Monsieur Tweenwinie se tenait dans un coin du salon, près de la porte de service, d’où il pouvait surveiller le déroulement de la cérémonie. Là, il avait vu la dame, grande, grosse, mal habillée, même pour les critères américains, entrer dans le salon et se diriger droit vers le défunt. C’est pour cela qu’il n’avais pas bougé de suite : elle avait l’air de savoir ce qu’elle faisait.
Cynthia se dirigea droit vers le cercueil, ignorant les regards curieux que lui jetaient les membres de la famille, se pencha vers le cercueil, fixa un instant le défunt, puis plongea ses bras dans la boîte ouverte, saisit le corps sous les aisselles et entreprit de l’extirper de sa bière.
Elle réussit à sortir le buste et asseoir le défunt avant que l’assistance ne se remette de sa stupeur et ne réagisse. Le premier à parvenir jusqu’à elle fut le cousin Bill , qui lui empoigna le bras. D’un seul geste, Cynthia vit valser le quinquagénaire, pourtant encore en forme, jusqu’au pied d’une croix disposée plus loin. Il fallut six hommes vigoureux pour faire lâcher sa proie à Cynthia, et la plaquer au sol, tant la furie se démenait.
C’est dans cette position que la découvrit l’officier McaCallum. La femme tenait des propos incohérents, sentait l’alcool et ses tests sanguins révélèrent des traces de drogue. Tout ce que réussirent à tirer de cohérents les policiers de l’interrogatoire de Cynthia, c’est qu’elle avait eu le coup de foudre pour Mr Smith, le défunt, et qu’elle voulait le ramener chez elle.

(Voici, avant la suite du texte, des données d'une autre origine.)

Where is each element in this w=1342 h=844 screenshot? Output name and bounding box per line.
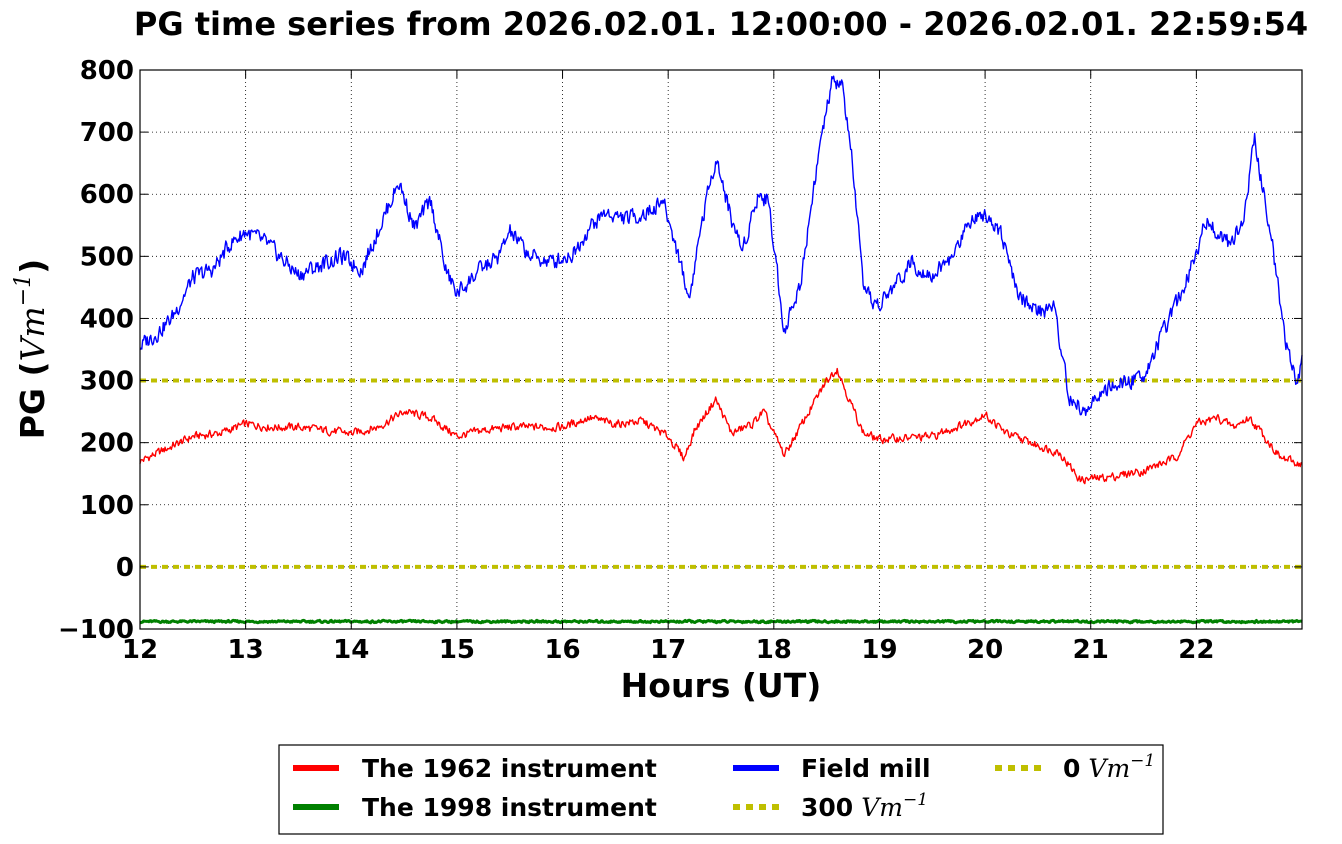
y-axis-label-exponent: −1 <box>11 274 36 306</box>
series-1998-instrument <box>139 618 1303 625</box>
chart-title: PG time series from 2026.02.01. 12:00:00… <box>134 5 1308 43</box>
x-tick-label: 16 <box>544 635 580 665</box>
x-tick-label: 14 <box>333 635 369 665</box>
x-tick-label: 20 <box>967 635 1003 665</box>
y-axis-label-unit: Vm <box>13 306 52 361</box>
legend-label-300: 300 Vm−1 <box>801 790 928 822</box>
y-tick-label: −100 <box>58 615 134 645</box>
y-tick-label: 200 <box>80 429 134 459</box>
y-axis-label: PG (Vm−1) <box>11 259 52 440</box>
legend-label-field-mill: Field mill <box>801 754 931 783</box>
x-tick-label: 13 <box>228 635 264 665</box>
legend-label-1998: The 1998 instrument <box>362 793 657 822</box>
x-tick-label: 21 <box>1073 635 1109 665</box>
y-tick-label: 0 <box>116 553 134 583</box>
legend-label-1962: The 1962 instrument <box>362 754 657 783</box>
y-tick-label: 500 <box>80 242 134 272</box>
plot-area-frame <box>139 69 1303 630</box>
legend-box <box>278 744 1164 835</box>
axis-ticks: 12 13 14 15 16 17 18 19 20 21 22 −100 0 100 200 300 400 5… <box>58 56 1302 665</box>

Il y a probablement une morale à cette histoire, mais je n’arrive pas à la trouver. En revanche, si à la suite de la lecture de cette histoire, quelqu’un a l’idée de monter une agence de rencontres pour nécrophile, sachez que, moralement, je désapprouve, mais que, comptablement, je prend 50 % des bénéfices.